Die südkoreanische Hauptstadt ist ein Magnet für Fernostreisende. Moderne und Tradition schaffen ein einzigartiges Flair. Ein gebürtiges Landei in der Metropole und der zweite Teil eines Erlebnisberichts. Teil 1 findest du hier.
Der Reisschnaps macht sich bemerkbar. Die Welt um mich herum wirkt entrückt und mein Kopf wie in Watte gepackt. Während ich auf einer Rolltreppe die Isu Station verlasse, ziehen Menschen wie Schemen an mir vorbei. Der schneidende Wind trifft unvermittelt mein Gesicht, ich stolpere fast über den Vorsprung der Rolltreppe. Das Viertel, in dem ich mich umblicke, wirkt, verglichen mit dem Gangnam, wie ausgestorben. Wenige Autos fahren auf der vierspurigen Straße. Kleine Bürogebäude und 24/7-Supermärkte bestimmen das Bild. Nicht weit vor mir wird ein futuristisch aussehender Turm in allen Regenbogenfarben beleuchtet. Ich ziehe mein Handy aus der Tasche und öffne KakaoTalk. Eine Nachricht blinkt auf. „Where R U?“ Ich drehe mich zum Eingang der Metro. „Isu 7“ tippe ich auf das Display. Fünf Minuten später fährt ein weißer Mittelklassewagen neben mir an den Straßenrand. Das getönte Beifahrerfenster schwebt summend herunter und ein mir vertrautes Gesicht grinst mich an. „There you are!“
Anna ist gebürtige Koreanerin und leitet die Redaktion eines Modemagazins. Kennengelernt haben wir uns zufällig in einer Facebookgruppe, wo ich um Tipps zur Erkundung Seouls bat. Obwohl wir uns nun seit gerade mal zwei Wochen kennen, kommen wir gut miteinander aus. Ich steige ein und wir fahren ins Ungewisse. Abwesend starre ich auf die vorbeiziehenden Lichtstreifen. Elektronische Beats tönen aus den integrierten Lautsprechern, ich bekomme eine Gänsehaut. Wir entfernen uns immer weiter vom Stadtzentrum. Die Gebäude sind niedriger, Licht konzentriert sich nur noch auf Knotenpunkte. An einer stark beleuchteten Fläche parkt Anna das Fahrzeug.

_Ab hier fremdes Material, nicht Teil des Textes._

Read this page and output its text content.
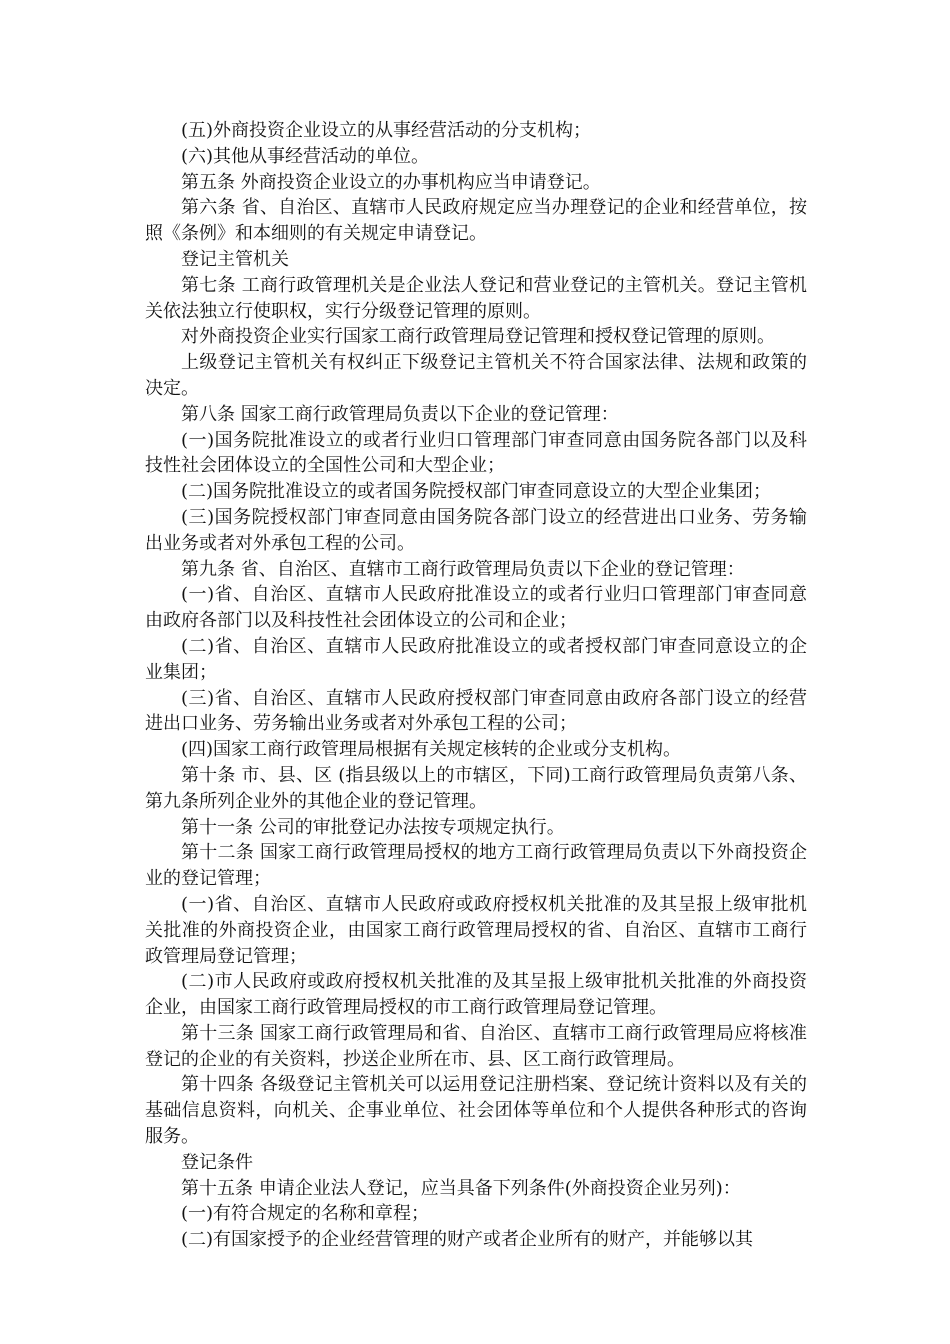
(五)外商投资企业设立的从事经营活动的分支机构；

(六)其他从事经营活动的单位。

第五条 外商投资企业设立的办事机构应当申请登记。

第六条 省、自治区、直辖市人民政府规定应当办理登记的企业和经营单位，按照《条例》和本细则的有关规定申请登记。

登记主管机关

第七条 工商行政管理机关是企业法人登记和营业登记的主管机关。登记主管机关依法独立行使职权，实行分级登记管理的原则。

对外商投资企业实行国家工商行政管理局登记管理和授权登记管理的原则。

上级登记主管机关有权纠正下级登记主管机关不符合国家法律、法规和政策的决定。

第八条 国家工商行政管理局负责以下企业的登记管理：

(一)国务院批准设立的或者行业归口管理部门审查同意由国务院各部门以及科技性社会团体设立的全国性公司和大型企业；

(二)国务院批准设立的或者国务院授权部门审查同意设立的大型企业集团；

(三)国务院授权部门审查同意由国务院各部门设立的经营进出口业务、劳务输出业务或者对外承包工程的公司。

第九条 省、自治区、直辖市工商行政管理局负责以下企业的登记管理：

(一)省、自治区、直辖市人民政府批准设立的或者行业归口管理部门审查同意由政府各部门以及科技性社会团体设立的公司和企业；

(二)省、自治区、直辖市人民政府批准设立的或者授权部门审查同意设立的企业集团；

(三)省、自治区、直辖市人民政府授权部门审查同意由政府各部门设立的经营进出口业务、劳务输出业务或者对外承包工程的公司；

(四)国家工商行政管理局根据有关规定核转的企业或分支机构。

第十条 市、县、区 (指县级以上的市辖区，下同)工商行政管理局负责第八条、第九条所列企业外的其他企业的登记管理。

第十一条 公司的审批登记办法按专项规定执行。

第十二条 国家工商行政管理局授权的地方工商行政管理局负责以下外商投资企业的登记管理；

(一)省、自治区、直辖市人民政府或政府授权机关批准的及其呈报上级审批机关批准的外商投资企业，由国家工商行政管理局授权的省、自治区、直辖市工商行政管理局登记管理；

(二)市人民政府或政府授权机关批准的及其呈报上级审批机关批准的外商投资企业，由国家工商行政管理局授权的市工商行政管理局登记管理。

第十三条 国家工商行政管理局和省、自治区、直辖市工商行政管理局应将核准登记的企业的有关资料，抄送企业所在市、县、区工商行政管理局。

第十四条 各级登记主管机关可以运用登记注册档案、登记统计资料以及有关的基础信息资料，向机关、企事业单位、社会团体等单位和个人提供各种形式的咨询服务。

登记条件

第十五条 申请企业法人登记，应当具备下列条件(外商投资企业另列)：

(一)有符合规定的名称和章程；

(二)有国家授予的企业经营管理的财产或者企业所有的财产，并能够以其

Beim Aussteigen sehe ich ein großes überdachtes Areal, unter dem dutzende Essstände und Läden mit Festbeleuchtung Kunden locken. Fremdartige Gerüche steigen mir in die Nase: Ein Gemisch aus süß, bitter und scharf. Der überdachte Essmarkt ist gut besucht. Anna führt uns zielstrebig durch das Gewusel aus Verkäufern und Kunden. An einem kleinen Restaurant halten wir. „Anything special you would like to eat?“ Ich zucke nur mit den Schultern und schaue sie etwas verunsichert an. Ein riskantes Spiel, denn Anna bestellt grinsend für mich und ich habe keine Ahnung was mich erwartet. Aus einem kleinen Kühlschrank greift sie zwei Bierflaschen. Wir setzen uns an einem Plastiktisch einander gegenüber. „Gambeh“, sagt sie und hält mir ihre Flasche zum Anstoßen hin.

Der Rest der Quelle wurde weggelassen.